Larger portraits such as "Alaide Banti in a Grey Dress" (1865-66) and "The Lascaraky Sisters" (1869) show a change in direction and style, confirmed by the output from his first decades in Paris including "Countess Gabrielle de Rasty" (c. 1879) and "Portrait of the Artist Joaquín Araújo y Ruano" (c. 1882), triumphing with depictions of elegance and beauty such as "Portrait of Infanta Eulalia of Spain" (1898), "Woman in White" (1902) and "Lady in Pink (Portrait of Olivia de Subercaseaux Concha)" (1916).
Boldini has always been the main inspiration for many artists and fashion designers as well: Galliano at Dior often conjured up visions taken from his paintings like his "Portrait of the Marchesa Luisa Casati".
There is more beauty, though, to discover in the exhibition since the museum decided to feature in the event also other works by Boldini's colleagues and friends - Cristiano Banti, Torello Ancillotti, Federico Zandomeneghi, Giuseppe De Nittis, Antonio Mancini, Filadelfo Simi and Paolo Troubetzkoy.
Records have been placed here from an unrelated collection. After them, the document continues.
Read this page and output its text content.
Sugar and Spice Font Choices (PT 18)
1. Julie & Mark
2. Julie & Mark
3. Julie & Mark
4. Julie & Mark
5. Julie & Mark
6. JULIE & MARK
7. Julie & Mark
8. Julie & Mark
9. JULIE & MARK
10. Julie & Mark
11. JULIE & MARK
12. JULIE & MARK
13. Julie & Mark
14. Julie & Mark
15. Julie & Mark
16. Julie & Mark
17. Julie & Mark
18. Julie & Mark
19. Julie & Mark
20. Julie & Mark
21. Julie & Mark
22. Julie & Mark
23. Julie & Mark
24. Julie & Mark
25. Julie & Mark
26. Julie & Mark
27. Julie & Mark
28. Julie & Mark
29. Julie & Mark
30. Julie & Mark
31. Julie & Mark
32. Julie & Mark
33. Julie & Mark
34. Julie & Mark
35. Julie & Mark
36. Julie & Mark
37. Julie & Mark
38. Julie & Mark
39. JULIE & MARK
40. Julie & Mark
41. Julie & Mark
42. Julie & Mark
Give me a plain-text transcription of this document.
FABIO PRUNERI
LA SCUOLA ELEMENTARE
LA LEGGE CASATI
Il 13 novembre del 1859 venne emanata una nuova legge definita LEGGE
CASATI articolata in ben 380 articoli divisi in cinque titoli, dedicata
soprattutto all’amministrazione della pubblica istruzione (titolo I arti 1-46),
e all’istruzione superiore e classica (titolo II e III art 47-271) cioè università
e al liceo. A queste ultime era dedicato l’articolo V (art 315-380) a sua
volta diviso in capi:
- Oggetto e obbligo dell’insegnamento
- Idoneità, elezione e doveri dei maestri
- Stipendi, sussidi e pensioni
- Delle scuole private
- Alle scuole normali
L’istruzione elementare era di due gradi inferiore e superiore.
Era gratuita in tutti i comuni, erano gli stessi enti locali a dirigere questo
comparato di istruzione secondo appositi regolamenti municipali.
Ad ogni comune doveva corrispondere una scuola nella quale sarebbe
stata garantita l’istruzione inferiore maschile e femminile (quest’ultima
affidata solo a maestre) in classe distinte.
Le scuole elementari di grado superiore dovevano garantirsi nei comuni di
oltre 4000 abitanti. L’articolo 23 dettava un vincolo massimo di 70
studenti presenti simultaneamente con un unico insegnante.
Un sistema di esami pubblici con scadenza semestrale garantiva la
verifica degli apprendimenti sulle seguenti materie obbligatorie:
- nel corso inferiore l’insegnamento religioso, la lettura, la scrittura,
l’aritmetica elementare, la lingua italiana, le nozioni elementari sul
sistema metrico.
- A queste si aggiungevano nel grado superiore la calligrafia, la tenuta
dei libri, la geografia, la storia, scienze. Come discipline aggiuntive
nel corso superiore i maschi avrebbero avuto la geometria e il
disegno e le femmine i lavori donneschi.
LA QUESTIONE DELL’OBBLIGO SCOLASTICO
The best one from this section remains the portrait of Elena Vecchi ("Dreams") by Vittorio Corcos. Critics came to consider this work as an innovative painting and a symbol of the Belle Époque since the young woman portrayed has a bold and brave look in her dreamy eyes.
A separate section of the exhibition is devoted to the Italian advertising placards of the early 20th-century, the Golden Age of the poster, with works by Marcello Dudovich, Aleardo Terzi, Aleardo Villa and Leopoldo Metlicovitz. So, here are enough beautiful inspirations to officially start the new year.